Um mal horrível,
Que não se sabia se alguém tinha inventado
Para punir os seres na Terra,
A pestilência,
Causava o pânico nos animais.
Nem todos morriam,
Mas os que não morriam,
Paralisados, entorpecidos,
Por pavor ou por efeito da moléstia,
Pareciam moribundos...
Em meio a tanta calamidade,
Só os melhores remédios eram
Ansiosamente esperados
Para trazer algum alento.
O Leão convocou a Assembleia Geral e disse:
- Prestantes e amados vassalos,
Todos vós a quem o flagelo da Natureza açoita
Ouvi-me e dai-me o auxílio de vossas luzes!
Este é o melhor momento para ouvirmos
Bons conselhos!
Não é possível que esta Epidemia,
Que vai nos devastando, a cada dia,
Seja incontrolável!
Todo dia morremos aos milhares!
Parece até um castigo
Por algum crime que tenhamos cometido!
Cumpre, pois, pensar em uma forma de aplacar
Este mal que nos aflige!
Para começar, Decreto
a partir de agora a Quarentena,
Que se constitui em isolamento social
E jejum por quatorze dias!
Mas se, este período, não for suficiente,
Ampliaremos por mais quatorze dias
E, assim, sucessivamente...
Entretanto, ocorre-me a ideia de fazermos,
Aqui e agora, uma confissão geral,
Para descobrirmos qual o miserável,
Entre nós, cujo pecado, imperdoável,
Nos trouxe tal castigo!
Imediatamente, sem ressalvas,
O parecer do Rei por todos foi aprovado...
Então o Leão prosseguiu:
- Não quero, nem para mim, perdão injusto!
Se eu for o criminoso, com muita satisfação
Dou a minha própria vida por todos os animais!

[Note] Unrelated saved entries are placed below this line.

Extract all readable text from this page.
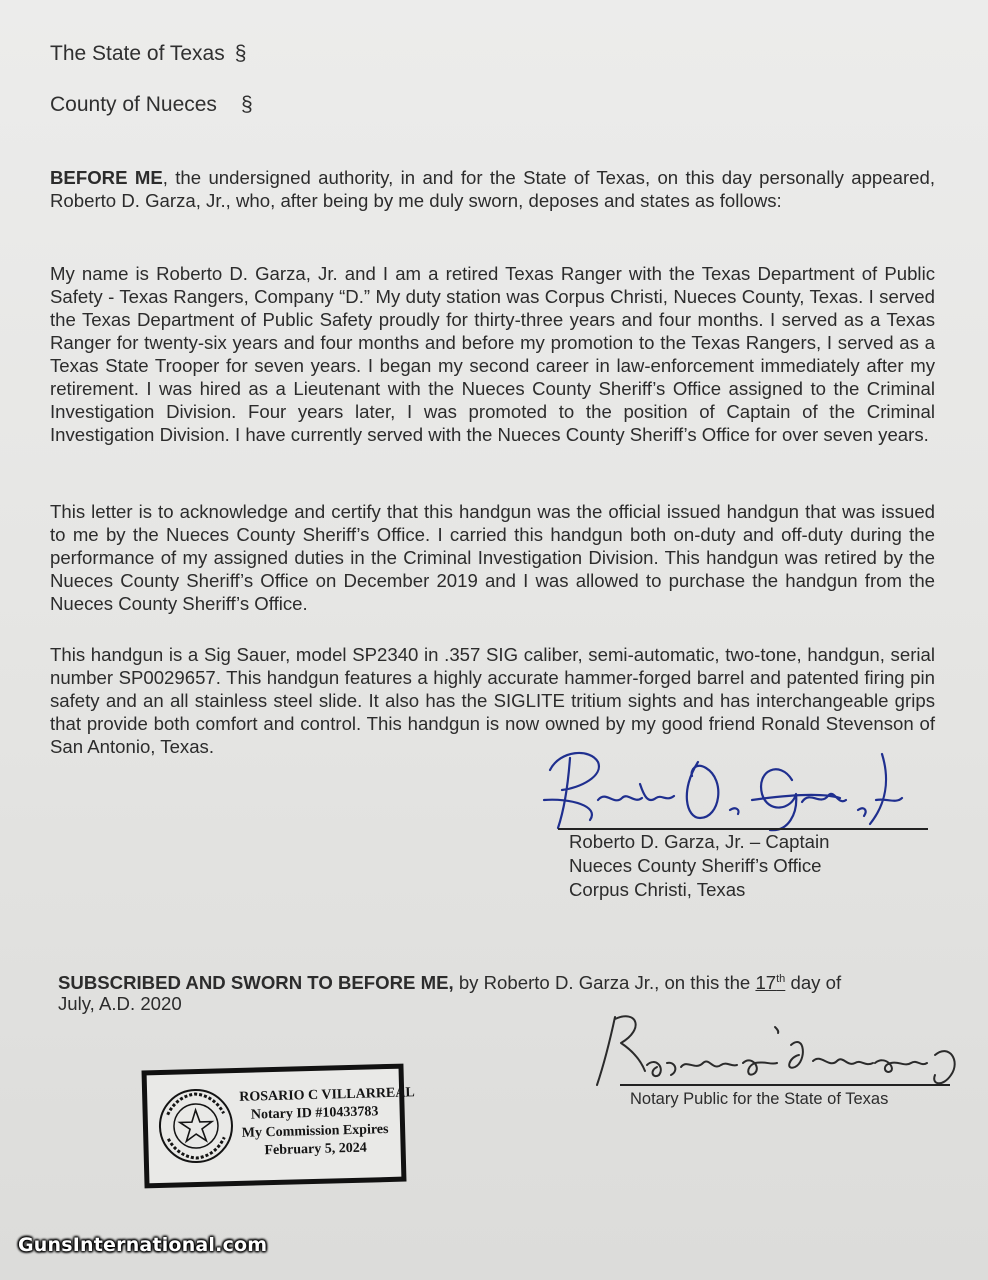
The State of Texas §
County of Nueces §
BEFORE ME, the undersigned authority, in and for the State of Texas, on this day personally appeared, Roberto D. Garza, Jr., who, after being by me duly sworn, deposes and states as follows:
My name is Roberto D. Garza, Jr. and I am a retired Texas Ranger with the Texas Department of Public Safety - Texas Rangers, Company “D.” My duty station was Corpus Christi, Nueces County, Texas. I served the Texas Department of Public Safety proudly for thirty-three years and four months. I served as a Texas Ranger for twenty-six years and four months and before my promotion to the Texas Rangers, I served as a Texas State Trooper for seven years. I began my second career in law-enforcement immediately after my retirement. I was hired as a Lieutenant with the Nueces County Sheriff’s Office assigned to the Criminal Investigation Division. Four years later, I was promoted to the position of Captain of the Criminal Investigation Division. I have currently served with the Nueces County Sheriff’s Office for over seven years.
This letter is to acknowledge and certify that this handgun was the official issued handgun that was issued to me by the Nueces County Sheriff’s Office. I carried this handgun both on-duty and off-duty during the performance of my assigned duties in the Criminal Investigation Division. This handgun was retired by the Nueces County Sheriff’s Office on December 2019 and I was allowed to purchase the handgun from the Nueces County Sheriff’s Office.
This handgun is a Sig Sauer, model SP2340 in .357 SIG caliber, semi-automatic, two-tone, handgun, serial number SP0029657. This handgun features a highly accurate hammer-forged barrel and patented firing pin safety and an all stainless steel slide. It also has the SIGLITE tritium sights and has interchangeable grips that provide both comfort and control. This handgun is now owned by my good friend Ronald Stevenson of San Antonio, Texas.
Roberto D. Garza, Jr. – Captain
Nueces County Sheriff’s Office
Corpus Christi, Texas
SUBSCRIBED AND SWORN TO BEFORE ME, by Roberto D. Garza Jr., on this the 17th day of
July, A.D. 2020
Notary Public for the State of Texas
ROSARIO C VILLARREAL
Notary ID #10433783
My Commission Expires
February 5, 2024
GunsInternational.com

Confesso que, às vezes, em hora de fome
Não respeitei, bastante, a vida do Veado,
Da vitela, da Ovelha e nem mesmo a do Pastor.
Se julgais, entre vós, que o que narro
Agora são crimes que dão causa à punição
Que sofremos, dizei-o francamente
E me sacrificarei por todos!
Os Javalis, os Tigres, os Lobos,
Entre tantos outros presentes ali
Na Assembleia, em uníssono aplaudiram o Rei!
E um dos Lobos levantou e bradou:
- Vossa Majestade está zombando de nós?
Onde já se viu, suas ações aqui declinadas
Não demonstram sequer indício
De algum deslize! Que dirá crimes!
Não se caracterizam nem como pecadinhos veniais.
Comeu, às vezes, Veados, Vitelas,
Ovelhas, Pastores, Ora... Ora...
Agindo assim, muita honra lhes fazia!
E dando sequência à confissão geral,
Em nenhuma das ações dos mais ferozes brutos
A Assembleia Geral encontrou algo
Para dizer em contrário!
Não houve narração de nenhum ato cruel
Que todos não justificassem
Extremamente necessário!
Mas, enfim, chega a vez do Burro que diz:
- Senhores, por mais que eu procure
Despertar a minha consciência,
A ver se me lembro de algum crime
Que eu tenha praticado,
Neste momento nenhum me ocorre!
A não ser que, um dia, estando eu com fome
E passando por um Prado, de um Convento,
Vi a erva tenra, orvalhada, apetitosa...
E como ninguém me via e tudo me estimulava
Não resisti à tentação, então apanhei,
Com a boca, um punhado de erva
Que julguei suficiente para saciar
A minha fome...
Malvado! Bradaram todos os Tigres,
Os Javalis, os Lobos e outros, ali,
na Assembleia.
Um dos Tigres gritou em alto e bom som:
- Roubar a erva pertencente a um Convento!
Onde já se viu! Isto é um sacrilégio!
Certamente é por causa deste miserável
Que todos estamos sofrendo tal desventura!
Sem hesitar e sem perder tempo,
Imolaram o Burro sem sequer dar, a Ele,
O direito a última palavra!
MORAL DA ESTÓRIA:
* PARA O PODEROSO,
NÃO IMPORTA QUAL SEJA O CRIME
QUE TENHA COMETIDO,
NUNCA FALTA INDULGÊNCIA,
ENQUANTO PARA O POBRE OU PARA O FRACO,
NEM QUE QUEIRA SER PURO
E SEGUIR TODAS AS REGRAS,
SE, EVENTUALMENTE, SE DESCUIDA
OU COMETE ALGUM DESLIZE,
JAMAIS SERÃO ACEITAS AS SUAS DESCULPAS.